We watched one tank hesitate before it crossed the skyline and our hearts went out to the driver in sympathy. He made his decision, and the tank, brown against the sky, was instantly encircled by little puffs of white smoke, shells from the guns on the reverse slope. The man was brave, for he followed the course of a trench along the crest of the hill. My companion uttered a low exclamation of horror. Flames were coming from the rear of the tank, but its guns continued to fire and the tank continued to move. Suddenly the driver must have realised what was happening. The tank swung towards home. It was too late. Flames burst from the roof and the tank stopped, but the sponson doors never opened and the crew never came out.... When I left my post half an hour later the tank was still burning....

At noon I determined to push forward into the wood and discover what had happened to my tanks. We skirted the village, walked along a sunken road lined by dug-outs, and started to cross the low ground between us and the road. I at once began to wonder whether it was not perhaps a little early yet to go forward. The path to the highroad was the object of direct or indirect machine-gun fire, and an officer, who was sitting in a trench, told me cheerfully that Cooper and Smith, his second-in-command, had already been hit by chance bullets. We pushed on, however, to the inn on the highroad, and as the road was being shelled, we took to the ditch until a shell, bursting in the ditch itself, persuaded us to use the road. We did not get very far, and soon we returned to the top of the bank at the side of the sunken road. By this time "G" Battalion were beginning to arrive and their tanks were moving across to Anneux Chapel.

After lunch I went forward again and reached a clearing on the south side of the wood, where the tanks had been ordered to rally. The enemy must have realised our intention, for the clearing was being shelled most systematically. The only tank in the clearing belonged to another battalion. The crew, realising their danger and a little lost, evacuated their tank and joined me in a small quarry where I had temporarily taken cover.

I left the quarry during a lull and walked up a sunken road into the wood, but I soon realised, first, that I should never find my tanks by tramping after them, and second, that I should be infinitely happier in my quarry. So I returned and spent the next hour in watching the rallying-place and in moving at intervals from one side of the quarry to the other. The news was moderately good. The 40th Division, assisted by my few tanks, had driven the astonished Germans to the further fringes of the wood, and were now mopping up a few pockets of the enemy who were still holding out in the vain hope that they would be rescued by counter-attacks. But on the right​—​so I was told by two immaculate young cavalry subalterns who were reconnoitring forward​—​Fontaine was defying our sternest efforts.
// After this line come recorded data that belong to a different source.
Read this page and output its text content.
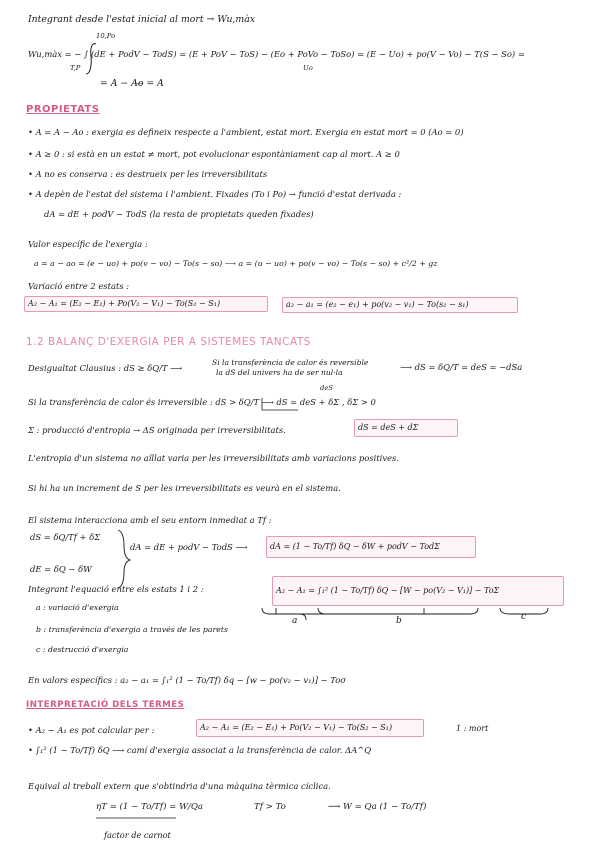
Integrant desde l'estat inicial al mort → Wu,màx
10,Po
Wu,màx = − ∫ (dE + PodV − TodS) = (E + PoV − ToS) − (Eo + PoVo − ToSo) = (E − Uo) + po(V − Vo) − T(S − So) =
T,P	Uo
= A − A̶o̶ = A
PROPIETATS
• A = A − Ao : exergia es defineix respecte a l'ambient, estat mort. Exergia en estat mort = 0 (Ao = 0)
• A ≥ 0 : si està en un estat ≠ mort, pot evolucionar espontàniament cap al mort. A ≥ 0
• A no es conserva : es destrueix per les irreversibilitats
• A depèn de l'estat del sistema i l'ambient. Fixades (To i Po) → funció d'estat derivada :
dA = dE + podV − TodS (la resta de propietats queden fixades)
Valor específic de l'exergia :
a = a − ao = (e − uo) + po(v − vo) − To(s − so) ⟶ a = (u − uo) + po(v − vo) − To(s − so) + c²/2 + gz
Variació entre 2 estats :
A₂ − A₁ = (E₂ − E₁) + Po(V₂ − V₁) − To(S₂ − S₁)	a₂ − a₁ = (e₂ − e₁) + po(v₂ − v₁) − To(s₂ − s₁)
1.2 BALANÇ D'EXERGIA PER A SISTEMES TANCATS
Desigualtat Clausius : dS ≥ δQ/T ⟶
Si la transferència de calor és reversible
la dS del univers ha de ser nul·la
⟶ dS = δQ/T = deS = −dSa
deS
Si la transferència de calor és irreversible : dS > δQ/T ⟶ dS = deS + δΣ , δΣ > 0
Σ : producció d'entropia → ΔS originada per irreversibilitats.	dS = deS + dΣ
L'entropia d'un sistema no aïllat varia per les irreversibilitats amb variacions positives.
Si hi ha un increment de S per les irreversibilitats es veurà en el sistema.
El sistema interacciona amb el seu entorn inmediat a Tf :
dS = δQ/Tf + δΣ
dE = δQ − δW
dA = dE + podV − TodS ⟶	dA = (1 − To/Tf) δQ − δW + podV − TodΣ
Integrant l'equació entre els estats 1 i 2 :	A₂ − A₁ = ∫₁² (1 − To/Tf) δQ − [W − po(V₂ − V₁)] − ToΣ
a	b	c
a : variació d'exergia
b : transferència d'exergia a través de les parets
c : destrucció d'exergia
En valors específics : a₂ − a₁ = ∫₁² (1 − To/Tf) δq − [w − po(v₂ − v₁)] − Toσ
INTERPRETACIÓ DELS TERMES
• A₂ − A₁ es pot calcular per :	A₂ − A₁ = (E₂ − E₁) + Po(V₂ − V₁) − To(S₂ − S₁)	1 : mort
• ∫₁² (1 − To/Tf) δQ ⟶ camí d'exergia associat a la transferència de calor. ΔA^Q
Equival al treball extern que s'obtindria d'una màquina tèrmica cíclica.
ηT = (1 − To/Tf) = W/Qa	Tf > To	⟶ W = Qa (1 − To/Tf)
factor de carnot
About three I saw a couple of tanks cross the road at the inn, three-quarters of a mile away. So, as one shell had already burst on the lip of the quarry, I hastened to the cross-roads at Anneux Chapel on my way back to Graincourt. At the cross-roads I met an infantry battalion coming up to complete the clearance of the north-west corner of the wood. The Colonel asked me whether my tanks would assist him. I told him that they were already in action. It was indeed a pity that "G" Battalion, which did not arrive until after the main portion of the wood was in our hands, had not been held in reserve for such an emergency.[20]

I reached battalion headquarters about 4 P.M. Both Bourlon village and Fontaine-Notre-Dame were holding out. It was reported, too, that "E" Battalion had suffered very heavily.

I walked along to my dug-out, where I discovered that the majority of my tanks had already returned in safety. They had realised the danger of rallying at the clearing and had come back direct to their starting-point, followed all the way by the German gunners.

Two of the tanks, commanded by Lloyd and Hemming, had successfully crossed the ridge and entered Bourlon village, but the infantry were prevented by the intense machine-gun fire from occupying the place. Two more of my tanks had experienced such concentrated machine-gun fire themselves that every man in them was wounded by flying splinters, including Wyatt, who had commanded his section from a tank.